Always apply oil to a rag/cloth and rub over the areas needed. Never pour the oil directly over the KM.


----------



## 30Knitter

colonialcat said:


> my Singer sewing machine oil final ran out and i got 3-1 oil to replace it with works just as well not that i sew much spend to much time on line should get back to making a few new wall hangings for church again and a quilt or so maybe ,


Bad choice of oil for your knitting machine. Over time your machine will gum up. It's better to use a synthetic oil which will evaporate and leave no residue behind. Also you should oil your machine and carriage after or before every garment. Makes for a smooth running machine.


----------



## megilham

Just seen an ad for Bellodor oil available from Uppingham Yarns (UK) www.wools.co.uk


----------



## LeAnn

I remember reading on here before that someone said a oil for guns was usable on machines. Makes sense, they are both metal with moving parts.


----------



## brinawitch

gun oil smells horrible! just saying...


----------



## mayellens

I have used various products over the years and have fallen in love with gun oil. ( Studio 560) It cleans and protects from rust.
Thought my spouse was crazy even thinking of it then, I paused and took it under consideration.
First
Gun owers 
do not want their gun to rust!
want very clean barrels
want that bullet not to get stuck on anything in the barrel!
I thought my machine would be in good hands.


----------



## KateWood

I didn't read all the replies but you can find what you need at theknittingcloset.com the last time I checked.

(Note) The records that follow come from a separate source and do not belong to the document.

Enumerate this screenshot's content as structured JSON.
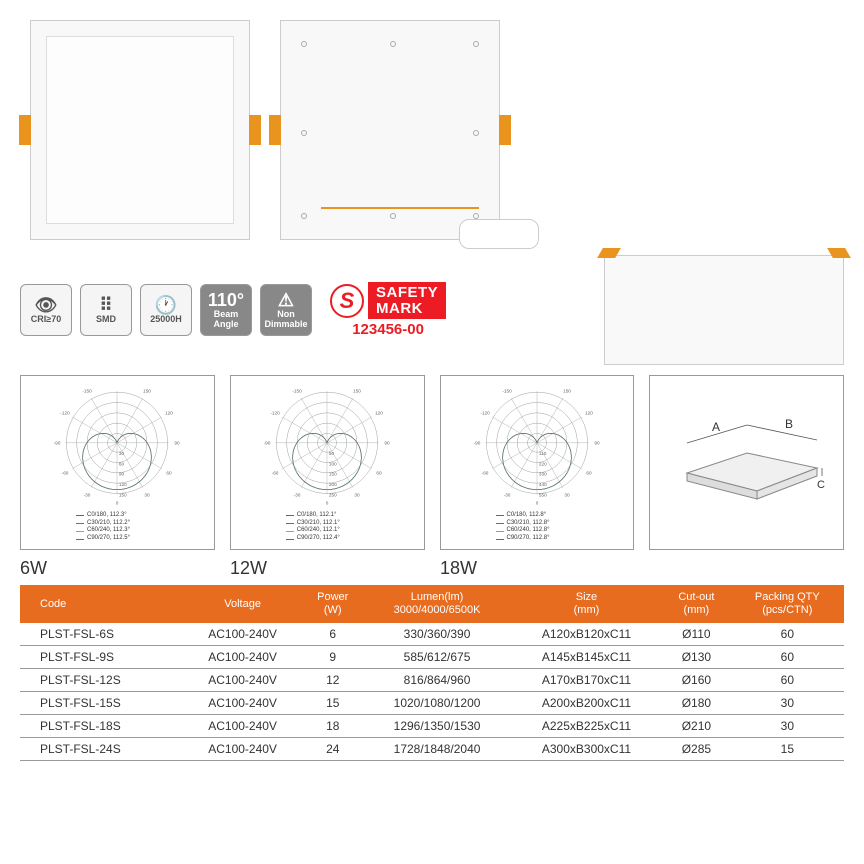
{
  "icons": [
    {
      "glyph": "👁",
      "label": "CRI≥70",
      "dark": false
    },
    {
      "glyph": "⠿",
      "label": "SMD",
      "dark": false
    },
    {
      "glyph": "🕐",
      "label": "25000H",
      "dark": false
    },
    {
      "glyph": "110°",
      "label": "Beam Angle",
      "dark": true
    },
    {
      "glyph": "⚠",
      "label": "Non Dimmable",
      "dark": true
    }
  ],
  "safety": {
    "brand_line1": "SAFETY",
    "brand_line2": "MARK",
    "number": "123456-00"
  },
  "polar_diagrams": [
    {
      "watt": "6W",
      "angles": [
        "-/+180",
        "-150",
        "150",
        "-120",
        "120",
        "-90",
        "90",
        "-60",
        "60",
        "-30",
        "30",
        "0"
      ],
      "rings": [
        "30",
        "60",
        "90",
        "120",
        "150"
      ],
      "legend": [
        {
          "c": "#e8302a",
          "t": "C0/180, 112.3°"
        },
        {
          "c": "#1a9e4b",
          "t": "C30/210, 112.2°"
        },
        {
          "c": "#e88c1f",
          "t": "C60/240, 112.3°"
        },
        {
          "c": "#2a7ab8",
          "t": "C90/270, 112.5°"
        }
      ]
    },
    {
      "watt": "12W",
      "angles": [
        "-/+180",
        "-150",
        "150",
        "-120",
        "120",
        "-90",
        "90",
        "-60",
        "60",
        "-30",
        "30",
        "0"
      ],
      "rings": [
        "50",
        "100",
        "150",
        "200",
        "250"
      ],
      "legend": [
        {
          "c": "#e8302a",
          "t": "C0/180, 112.1°"
        },
        {
          "c": "#1a9e4b",
          "t": "C30/210, 112.1°"
        },
        {
          "c": "#e88c1f",
          "t": "C60/240, 112.1°"
        },
        {
          "c": "#2a7ab8",
          "t": "C90/270, 112.4°"
        }
      ]
    },
    {
      "watt": "18W",
      "angles": [
        "-/+180",
        "-150",
        "150",
        "-120",
        "120",
        "-90",
        "90",
        "-60",
        "60",
        "-30",
        "30",
        "0"
      ],
      "rings": [
        "110",
        "220",
        "330",
        "440",
        "550"
      ],
      "legend": [
        {
          "c": "#e8302a",
          "t": "C0/180, 112.8°"
        },
        {
          "c": "#1a9e4b",
          "t": "C30/210, 112.8°"
        },
        {
          "c": "#e88c1f",
          "t": "C60/240, 112.8°"
        },
        {
          "c": "#2a7ab8",
          "t": "C90/270, 112.8°"
        }
      ]
    }
  ],
  "dim_labels": {
    "A": "A",
    "B": "B",
    "C": "C"
  },
  "table": {
    "header_bg": "#e86c1f",
    "columns": [
      "Code",
      "Voltage",
      "Power\n(W)",
      "Lumen(lm)\n3000/4000/6500K",
      "Size\n(mm)",
      "Cut-out\n(mm)",
      "Packing QTY\n(pcs/CTN)"
    ],
    "rows": [
      [
        "PLST-FSL-6S",
        "AC100-240V",
        "6",
        "330/360/390",
        "A120xB120xC11",
        "Ø110",
        "60"
      ],
      [
        "PLST-FSL-9S",
        "AC100-240V",
        "9",
        "585/612/675",
        "A145xB145xC11",
        "Ø130",
        "60"
      ],
      [
        "PLST-FSL-12S",
        "AC100-240V",
        "12",
        "816/864/960",
        "A170xB170xC11",
        "Ø160",
        "60"
      ],
      [
        "PLST-FSL-15S",
        "AC100-240V",
        "15",
        "1020/1080/1200",
        "A200xB200xC11",
        "Ø180",
        "30"
      ],
      [
        "PLST-FSL-18S",
        "AC100-240V",
        "18",
        "1296/1350/1530",
        "A225xB225xC11",
        "Ø210",
        "30"
      ],
      [
        "PLST-FSL-24S",
        "AC100-240V",
        "24",
        "1728/1848/2040",
        "A300xB300xC11",
        "Ø285",
        "15"
      ]
    ]
  },
  "colors": {
    "accent": "#e86c1f",
    "red": "#ed1c24",
    "clip": "#e8941f",
    "border": "#999"
  }
}
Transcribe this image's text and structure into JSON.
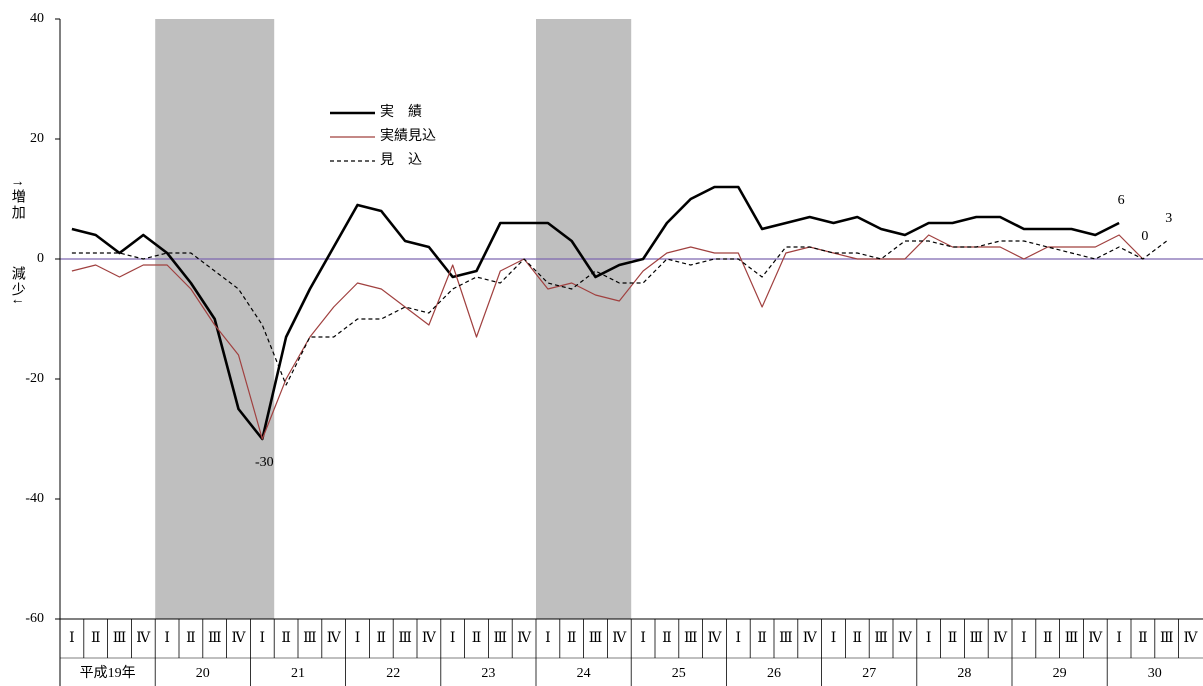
{
  "chart_data": {
    "type": "line",
    "y_label_up": "↑増加",
    "y_label_down": "減少↓",
    "categories": [
      "Ⅰ",
      "Ⅱ",
      "Ⅲ",
      "Ⅳ",
      "Ⅰ",
      "Ⅱ",
      "Ⅲ",
      "Ⅳ",
      "Ⅰ",
      "Ⅱ",
      "Ⅲ",
      "Ⅳ",
      "Ⅰ",
      "Ⅱ",
      "Ⅲ",
      "Ⅳ",
      "Ⅰ",
      "Ⅱ",
      "Ⅲ",
      "Ⅳ",
      "Ⅰ",
      "Ⅱ",
      "Ⅲ",
      "Ⅳ",
      "Ⅰ",
      "Ⅱ",
      "Ⅲ",
      "Ⅳ",
      "Ⅰ",
      "Ⅱ",
      "Ⅲ",
      "Ⅳ",
      "Ⅰ",
      "Ⅱ",
      "Ⅲ",
      "Ⅳ",
      "Ⅰ",
      "Ⅱ",
      "Ⅲ",
      "Ⅳ",
      "Ⅰ",
      "Ⅱ",
      "Ⅲ",
      "Ⅳ",
      "Ⅰ",
      "Ⅱ",
      "Ⅲ",
      "Ⅳ"
    ],
    "years": [
      "平成19年",
      "20",
      "21",
      "22",
      "23",
      "24",
      "25",
      "26",
      "27",
      "28",
      "29",
      "30"
    ],
    "shaded_quarters": [
      [
        4,
        8
      ],
      [
        20,
        23
      ]
    ],
    "ylim": [
      -60,
      40
    ],
    "yticks": [
      40,
      20,
      0,
      -20,
      -40,
      -60
    ],
    "zero_line_color": "#7e68b0",
    "series": [
      {
        "name": "実　績",
        "color": "#000000",
        "style": "solid",
        "width": 2.6,
        "label_points": [
          8,
          44
        ],
        "values": [
          5,
          4,
          1,
          4,
          1,
          -4,
          -10,
          -25,
          -30,
          -13,
          -5,
          2,
          9,
          8,
          3,
          2,
          -3,
          -2,
          6,
          6,
          6,
          3,
          -3,
          -1,
          0,
          6,
          10,
          12,
          12,
          5,
          6,
          7,
          6,
          7,
          5,
          4,
          6,
          6,
          7,
          7,
          5,
          5,
          5,
          4,
          6,
          null,
          null,
          null
        ]
      },
      {
        "name": "実績見込",
        "color": "#a0403f",
        "style": "solid",
        "width": 1.2,
        "label_points": [
          45
        ],
        "values": [
          -2,
          -1,
          -3,
          -1,
          -1,
          -5,
          -11,
          -16,
          -30,
          -20,
          -13,
          -8,
          -4,
          -5,
          -8,
          -11,
          -1,
          -13,
          -2,
          0,
          -5,
          -4,
          -6,
          -7,
          -2,
          1,
          2,
          1,
          1,
          -8,
          1,
          2,
          1,
          0,
          0,
          0,
          4,
          2,
          2,
          2,
          0,
          2,
          2,
          2,
          4,
          0,
          null,
          null
        ]
      },
      {
        "name": "見　込",
        "color": "#000000",
        "style": "dashed",
        "width": 1.2,
        "label_points": [
          46
        ],
        "values": [
          1,
          1,
          1,
          0,
          1,
          1,
          -2,
          -5,
          -11,
          -21,
          -13,
          -13,
          -10,
          -10,
          -8,
          -9,
          -5,
          -3,
          -4,
          0,
          -4,
          -5,
          -2,
          -4,
          -4,
          0,
          -1,
          0,
          0,
          -3,
          2,
          2,
          1,
          1,
          0,
          3,
          3,
          2,
          2,
          3,
          3,
          2,
          1,
          0,
          2,
          0,
          3,
          null
        ]
      }
    ]
  }
}
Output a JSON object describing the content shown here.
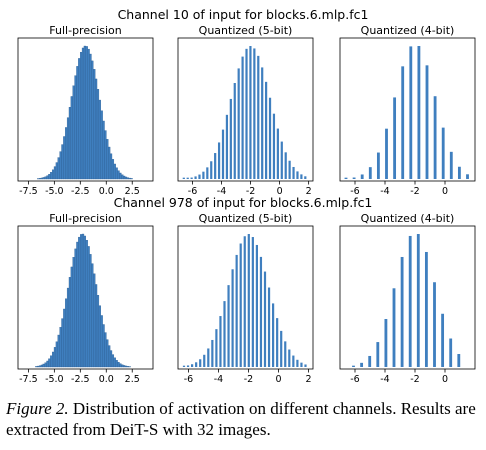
{
  "figure": {
    "rows": [
      {
        "title": "Channel 10 of input for blocks.6.mlp.fc1",
        "panels": [
          {
            "title": "Full-precision",
            "type": "bar",
            "xlim": [
              -8.5,
              4.5
            ],
            "ticks": [
              -7.5,
              -5.0,
              -2.5,
              0.0,
              2.5
            ],
            "tick_labels": [
              "-7.5",
              "-5.0",
              "-2.5",
              "0.0",
              "2.5"
            ],
            "bins": {
              "mu": -2.0,
              "sigma": 1.35,
              "start": -8.0,
              "end": 3.6,
              "width": 0.18,
              "min": 0.0
            }
          },
          {
            "title": "Quantized (5-bit)",
            "type": "bar",
            "xlim": [
              -7.0,
              2.3
            ],
            "ticks": [
              -6,
              -4,
              -2,
              0,
              2
            ],
            "tick_labels": [
              "-6",
              "-4",
              "-2",
              "0",
              "2"
            ],
            "bins": {
              "mu": -2.0,
              "sigma": 1.35,
              "start": -6.6,
              "end": 1.9,
              "width": 0.27,
              "min": 0.01
            }
          },
          {
            "title": "Quantized (4-bit)",
            "type": "bar",
            "xlim": [
              -7.0,
              2.0
            ],
            "ticks": [
              -6,
              -4,
              -2,
              0
            ],
            "tick_labels": [
              "-6",
              "-4",
              "-2",
              "0"
            ],
            "bins": {
              "mu": -2.0,
              "sigma": 1.35,
              "start": -6.6,
              "end": 1.7,
              "width": 0.54,
              "min": 0.01
            }
          }
        ]
      },
      {
        "title": "Channel 978 of input for blocks.6.mlp.fc1",
        "panels": [
          {
            "title": "Full-precision",
            "type": "bar",
            "xlim": [
              -8.5,
              4.5
            ],
            "ticks": [
              -7.5,
              -5.0,
              -2.5,
              0.0,
              2.5
            ],
            "tick_labels": [
              "-7.5",
              "-5.0",
              "-2.5",
              "0.0",
              "2.5"
            ],
            "bins": {
              "mu": -2.3,
              "sigma": 1.35,
              "start": -8.0,
              "end": 3.6,
              "width": 0.18,
              "min": 0.0
            }
          },
          {
            "title": "Quantized (5-bit)",
            "type": "bar",
            "xlim": [
              -6.7,
              2.3
            ],
            "ticks": [
              -6,
              -4,
              -2,
              0,
              2
            ],
            "tick_labels": [
              "-6",
              "-4",
              "-2",
              "0",
              "2"
            ],
            "bins": {
              "mu": -2.0,
              "sigma": 1.35,
              "start": -6.3,
              "end": 1.9,
              "width": 0.27,
              "min": 0.01
            }
          },
          {
            "title": "Quantized (4-bit)",
            "type": "bar",
            "xlim": [
              -7.0,
              2.0
            ],
            "ticks": [
              -6,
              -4,
              -2,
              0
            ],
            "tick_labels": [
              "-6",
              "-4",
              "-2",
              "0"
            ],
            "bins": {
              "mu": -2.0,
              "sigma": 1.35,
              "start": -6.1,
              "end": 1.4,
              "width": 0.54,
              "min": 0.01
            }
          }
        ]
      }
    ],
    "bar_color": "#3f7fbf",
    "edge_color": "#2c5f95"
  },
  "caption": {
    "label": "Figure 2.",
    "text": " Distribution of activation on different channels. Results are extracted from DeiT-S with 32 images."
  }
}
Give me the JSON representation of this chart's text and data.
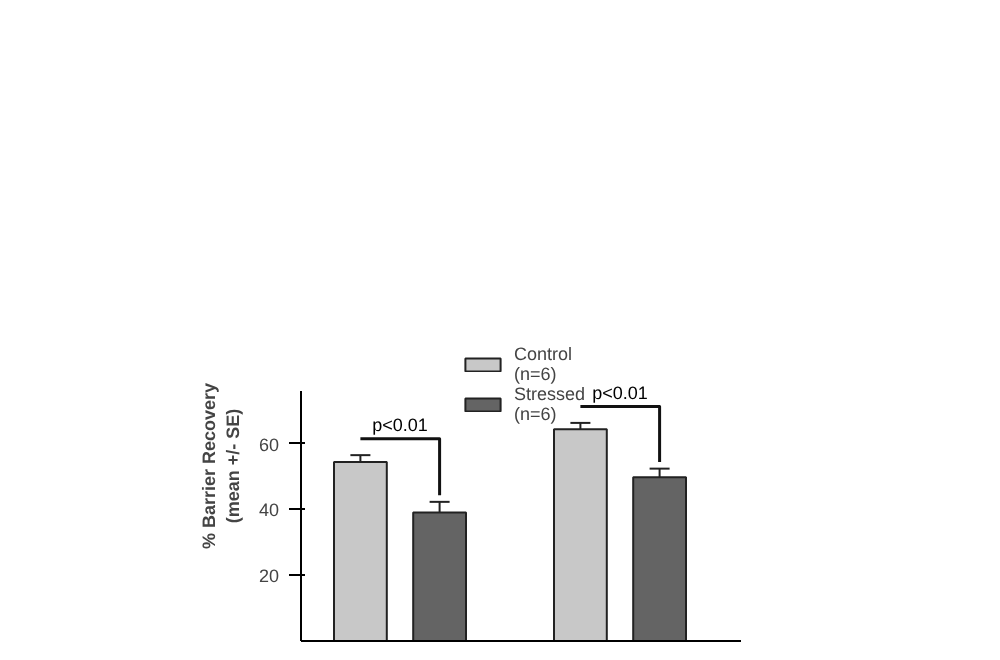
{
  "chart_data": {
    "type": "bar",
    "ylabel": "% Barrier Recovery\n(mean +/- SE)",
    "categories": [
      null,
      null
    ],
    "series": [
      {
        "name": "Control\n(n=6)",
        "color": "#c8c8c8",
        "values": [
          54.4,
          64.4
        ],
        "errors": [
          2.1,
          1.9
        ]
      },
      {
        "name": "Stressed\n(n=6)",
        "color": "#646464",
        "values": [
          39.1,
          49.8
        ],
        "errors": [
          3.2,
          2.6
        ]
      }
    ],
    "ylim": [
      0,
      76
    ],
    "yticks": [
      20,
      40,
      60
    ],
    "grid": false,
    "legend": "top",
    "annotations": [
      "p<0.01",
      "p<0.01"
    ]
  }
}
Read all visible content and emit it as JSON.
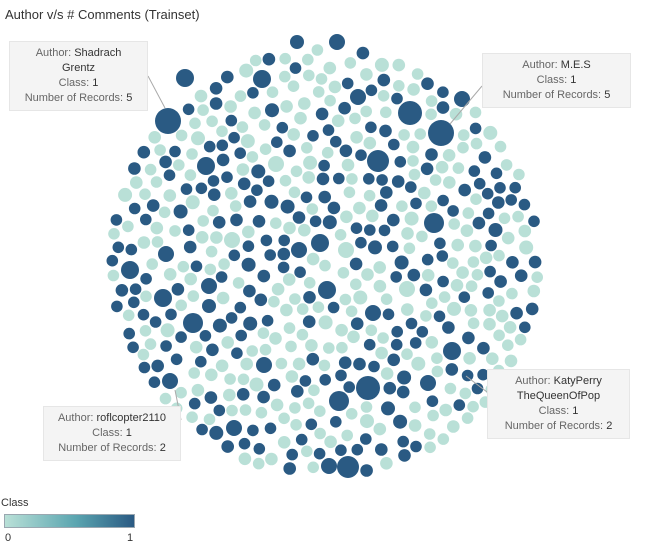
{
  "chart_data": {
    "type": "packed-bubble",
    "title": "Author v/s # Comments (Trainset)",
    "color_field": "Class",
    "size_field": "Number of Records",
    "colors": {
      "class_0": "#b9e0d7",
      "class_1": "#2a5a83"
    },
    "legend": {
      "title": "Class",
      "min_label": "0",
      "max_label": "1",
      "placement": "bottom-left"
    },
    "labels": {
      "author": "Author:",
      "class": "Class:",
      "records": "Number of Records:"
    },
    "highlighted_authors": [
      {
        "author_line1": "Shadrach",
        "author_line2": "Grentz",
        "class": "1",
        "records": "5"
      },
      {
        "author_line1": "M.E.S",
        "author_line2": "",
        "class": "1",
        "records": "5"
      },
      {
        "author_line1": "roflcopter2110",
        "author_line2": "",
        "class": "1",
        "records": "2"
      },
      {
        "author_line1": "KatyPerry",
        "author_line2": "TheQueenOfPop",
        "class": "1",
        "records": "2"
      }
    ]
  }
}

Distinctiveknits.com also has good spray oil and the small bottles of oil for KMs


----------



## Peggy Beryl

30Knitter said:


> colonialcat said:
> 
> 
> 
> my Singer sewing machine oil final ran out and i got 3-1 oil to replace it with works just as well not that i sew much spend to much time on line should get back to making a few new wall hangings for church again and a quilt or so maybe ,
> 
> 
> 
> Bad choice of oil for your knitting machine. Over time your machine will gum up. It's better to use a synthetic oil which will evaporate and leave no residue behind. Also you should oil your machine and carriage after or before every garment. Makes for a smooth running machine.
Click to expand...

Best to oil BEFORE your sewing/knitting session. Then the oil gets distributed throughout as you sew/knit. Run some scrap yarn/fabric for a few inches to prevent getting oil on your project.
Oiling after your session does not reach all parts of the machine and is more apt to gum up if you should leave the machine unused for an extended period of time. You don't always know when you will return to the machine . . . I found this out the hard way when I was involved in an accident which did not allow me to sew for some MONTHS.


----------



## Louis Bourque

Allo Peggy, I'm new on this forum and speak French usually. I hope it's not too late to answer you, empressed. 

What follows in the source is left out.